Já há algumas inciativas nesse sentido. O Grupo de Trabalho para Sistematização das Normas Eleitorais (SNE), criado pelo TSE em 2019, produziu diversos estudos sobre o impacto desproporcional de leis eleitorais não deliberadamente discriminatórias. Nunes et al. (2021), por exemplo, demonstraram que a exigência de prova documental de vínculo com a localidade para a fixação do domicílio eleitoral dificulta ou mesmo impede o alistamento eleitoral de ribeirinhos, quilombolas, pessoas em situação de rua e membros de comunidades tradicionais. O TSE contemplou várias dessas questões na Resolução 23.659, que traz regras de discriminação positiva para promover o alistamento e o voto de indígenas, pessoas transgêneras e com deficiência, integrantes de comunidades remanescentes etc. (BRASIL, 2021).

No entanto, ainda há muito a fazer para reduzir o histórico déficit de cidadania e representatividade a que indivíduos e grupos politicamente minorizados — a maior parte da população brasileira — têm sido submetidos. A academia não pode se furtara fornecer o aporte teórico necessário para orientar o diagnóstico e as propostas de solução dos problemas. Afinal, ela mesma contribui para a persistência de situações de discriminação negativa, ainda que inadvertidamente.

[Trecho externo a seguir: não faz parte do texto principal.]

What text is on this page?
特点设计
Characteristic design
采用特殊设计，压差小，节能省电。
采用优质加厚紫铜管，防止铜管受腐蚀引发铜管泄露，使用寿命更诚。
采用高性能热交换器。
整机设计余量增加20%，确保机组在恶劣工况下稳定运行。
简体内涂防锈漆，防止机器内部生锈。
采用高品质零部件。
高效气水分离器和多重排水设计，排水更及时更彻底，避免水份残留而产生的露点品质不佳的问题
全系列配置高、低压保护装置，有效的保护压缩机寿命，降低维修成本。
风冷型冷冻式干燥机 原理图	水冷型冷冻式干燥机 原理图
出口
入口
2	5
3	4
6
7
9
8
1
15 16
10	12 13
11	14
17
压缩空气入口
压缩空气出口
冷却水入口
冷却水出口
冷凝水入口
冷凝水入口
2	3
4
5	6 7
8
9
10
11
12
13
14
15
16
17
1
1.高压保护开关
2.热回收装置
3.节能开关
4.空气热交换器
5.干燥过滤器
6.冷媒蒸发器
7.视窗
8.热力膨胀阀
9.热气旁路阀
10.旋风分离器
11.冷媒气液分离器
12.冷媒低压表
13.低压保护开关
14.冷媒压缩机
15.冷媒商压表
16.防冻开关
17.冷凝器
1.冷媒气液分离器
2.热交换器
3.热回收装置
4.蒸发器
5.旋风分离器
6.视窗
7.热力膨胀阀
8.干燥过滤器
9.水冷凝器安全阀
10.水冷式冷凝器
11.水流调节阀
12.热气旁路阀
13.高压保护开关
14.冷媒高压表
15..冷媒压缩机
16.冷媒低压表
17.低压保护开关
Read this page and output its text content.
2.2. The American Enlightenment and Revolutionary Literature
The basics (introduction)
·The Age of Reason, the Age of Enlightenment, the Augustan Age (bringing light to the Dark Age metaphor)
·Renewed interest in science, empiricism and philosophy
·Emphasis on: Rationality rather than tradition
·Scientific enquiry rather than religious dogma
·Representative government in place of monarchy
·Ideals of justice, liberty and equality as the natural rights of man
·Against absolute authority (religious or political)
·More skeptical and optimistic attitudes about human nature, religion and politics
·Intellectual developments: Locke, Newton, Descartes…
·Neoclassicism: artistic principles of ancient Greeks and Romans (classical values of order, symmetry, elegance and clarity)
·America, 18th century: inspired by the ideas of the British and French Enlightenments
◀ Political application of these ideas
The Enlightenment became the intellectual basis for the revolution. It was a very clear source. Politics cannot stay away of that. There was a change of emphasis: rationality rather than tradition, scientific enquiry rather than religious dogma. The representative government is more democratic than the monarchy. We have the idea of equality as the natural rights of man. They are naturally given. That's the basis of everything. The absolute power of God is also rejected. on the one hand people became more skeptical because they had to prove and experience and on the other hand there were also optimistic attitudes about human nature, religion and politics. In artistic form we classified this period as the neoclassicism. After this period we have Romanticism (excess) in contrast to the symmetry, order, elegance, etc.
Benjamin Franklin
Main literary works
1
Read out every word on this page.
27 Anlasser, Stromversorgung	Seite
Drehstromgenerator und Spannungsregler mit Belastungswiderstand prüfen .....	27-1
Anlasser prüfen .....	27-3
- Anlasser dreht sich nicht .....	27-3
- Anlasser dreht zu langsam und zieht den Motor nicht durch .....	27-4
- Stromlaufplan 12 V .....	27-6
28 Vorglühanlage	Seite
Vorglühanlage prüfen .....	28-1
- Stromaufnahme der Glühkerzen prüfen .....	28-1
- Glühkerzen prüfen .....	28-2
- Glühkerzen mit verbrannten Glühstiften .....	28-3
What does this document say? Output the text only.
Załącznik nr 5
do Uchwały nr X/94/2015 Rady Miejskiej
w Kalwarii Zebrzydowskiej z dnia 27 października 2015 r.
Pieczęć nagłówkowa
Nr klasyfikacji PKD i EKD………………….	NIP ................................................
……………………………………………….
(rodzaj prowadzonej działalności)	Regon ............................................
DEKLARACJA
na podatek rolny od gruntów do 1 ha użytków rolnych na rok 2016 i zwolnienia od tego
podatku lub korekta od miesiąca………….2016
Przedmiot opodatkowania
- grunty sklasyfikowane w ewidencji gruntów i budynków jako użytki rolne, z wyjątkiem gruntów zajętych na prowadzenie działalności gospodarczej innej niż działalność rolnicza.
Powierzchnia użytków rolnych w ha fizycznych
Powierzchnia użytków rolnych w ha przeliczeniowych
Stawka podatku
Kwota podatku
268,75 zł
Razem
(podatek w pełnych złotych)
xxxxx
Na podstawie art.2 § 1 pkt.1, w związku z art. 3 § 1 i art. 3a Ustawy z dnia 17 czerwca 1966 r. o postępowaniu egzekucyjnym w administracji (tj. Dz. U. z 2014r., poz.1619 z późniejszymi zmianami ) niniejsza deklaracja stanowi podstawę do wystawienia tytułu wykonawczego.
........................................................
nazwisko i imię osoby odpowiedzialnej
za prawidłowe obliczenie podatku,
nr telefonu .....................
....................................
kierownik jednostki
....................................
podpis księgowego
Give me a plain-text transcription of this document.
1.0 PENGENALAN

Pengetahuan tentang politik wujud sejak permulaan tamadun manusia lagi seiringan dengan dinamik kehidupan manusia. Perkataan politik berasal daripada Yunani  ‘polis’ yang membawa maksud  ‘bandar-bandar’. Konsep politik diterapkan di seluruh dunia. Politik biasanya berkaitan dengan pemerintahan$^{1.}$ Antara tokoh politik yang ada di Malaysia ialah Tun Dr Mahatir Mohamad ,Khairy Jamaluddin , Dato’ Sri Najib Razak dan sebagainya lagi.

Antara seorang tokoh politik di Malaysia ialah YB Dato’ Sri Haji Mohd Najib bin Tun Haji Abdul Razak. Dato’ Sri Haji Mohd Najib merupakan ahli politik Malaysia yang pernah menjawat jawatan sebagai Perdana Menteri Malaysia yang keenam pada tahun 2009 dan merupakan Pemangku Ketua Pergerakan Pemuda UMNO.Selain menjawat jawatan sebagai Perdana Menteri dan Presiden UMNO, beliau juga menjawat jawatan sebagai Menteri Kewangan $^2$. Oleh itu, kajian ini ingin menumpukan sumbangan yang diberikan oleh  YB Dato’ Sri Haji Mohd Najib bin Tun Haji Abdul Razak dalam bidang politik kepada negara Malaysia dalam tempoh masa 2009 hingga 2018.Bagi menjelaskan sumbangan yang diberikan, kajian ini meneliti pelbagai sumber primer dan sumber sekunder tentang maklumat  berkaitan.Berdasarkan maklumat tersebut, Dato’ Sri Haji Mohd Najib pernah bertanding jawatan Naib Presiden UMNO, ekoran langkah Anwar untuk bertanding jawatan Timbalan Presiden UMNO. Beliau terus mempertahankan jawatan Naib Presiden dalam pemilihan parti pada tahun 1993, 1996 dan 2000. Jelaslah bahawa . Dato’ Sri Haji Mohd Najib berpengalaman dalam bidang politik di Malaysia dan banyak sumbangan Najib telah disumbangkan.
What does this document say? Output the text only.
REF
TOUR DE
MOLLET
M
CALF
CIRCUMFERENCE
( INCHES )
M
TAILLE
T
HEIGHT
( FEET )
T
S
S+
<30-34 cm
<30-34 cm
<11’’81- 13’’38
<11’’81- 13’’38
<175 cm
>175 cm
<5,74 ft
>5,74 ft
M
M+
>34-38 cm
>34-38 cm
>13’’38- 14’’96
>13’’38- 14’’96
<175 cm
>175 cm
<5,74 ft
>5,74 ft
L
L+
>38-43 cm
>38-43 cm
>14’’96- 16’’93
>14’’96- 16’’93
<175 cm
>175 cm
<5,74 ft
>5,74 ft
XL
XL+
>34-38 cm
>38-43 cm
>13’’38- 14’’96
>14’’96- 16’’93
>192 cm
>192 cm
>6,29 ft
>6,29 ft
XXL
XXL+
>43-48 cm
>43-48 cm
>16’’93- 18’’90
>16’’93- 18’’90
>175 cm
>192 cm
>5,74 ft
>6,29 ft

Cito dois exemplos. Ainda hoje, alguns autores de Direito Constitucional e Eleitoral não incluem o voto exclusivamente masculino entre as espécies de sufrágio restrito e se referem à proibição do voto dos analfabetos exclusivamente como espécie de sufrágio capacitário — não como o que de fato é, uma espécie desufrágio racial. Neste caso, a inadequada categorização impede que cheguemos à necessária e chocante conclusão de que, até 1985, quando se permitiu o voto dos analfabetos, o Brasil praticou o sufrágio racial, embora as constituições republicanas o definissem como universal.

Conclusão

É recentíssimo o desenvolvimento do Direito Antidiscriminatório, ramo próprio do conhecimento jurídico dedicado a estudar a igualdade como um conceito complexo, multidisciplinar e relacional. Na visão de Moreira (2020), a igualdade, no sentido abstrato de um princípio de emancipação humana, só se concretiza por meio de um sistema protetivo de normas que visam reduzir ou eliminar disparidades significativas, impedindo a discriminação negativa e promovendo a discriminação positiva.

Neste artigo, defendi, extrapolando a partir das ideias do autor, que se faz necessária a formulação de um Direito Eleitoral e Político Antidiscriminatório, destinado a reduzir ou eliminar disparidades entre grupos e indivíduos no exercício dos direitos políticos, na participação político-partidária e no acesso às instâncias de representação política. Como argumentei, a academia não pode se furtar a fornecer o aporte teórico para tanto, nem a refletir sobre seu próprio papel na persistência do quadro geral de exclusão eleitoral de pessoas e grupos politicamente minorizados. Nesse contexto, é alvissareira a iniciativa da Abradep, de promover, juntamente coma ABPN (Associação Brasileira de Pesquisadores/as Negros/as), o primeiro curso de extensão em "Direito Eleitoral e Político Antidiscriminatório no Brasil".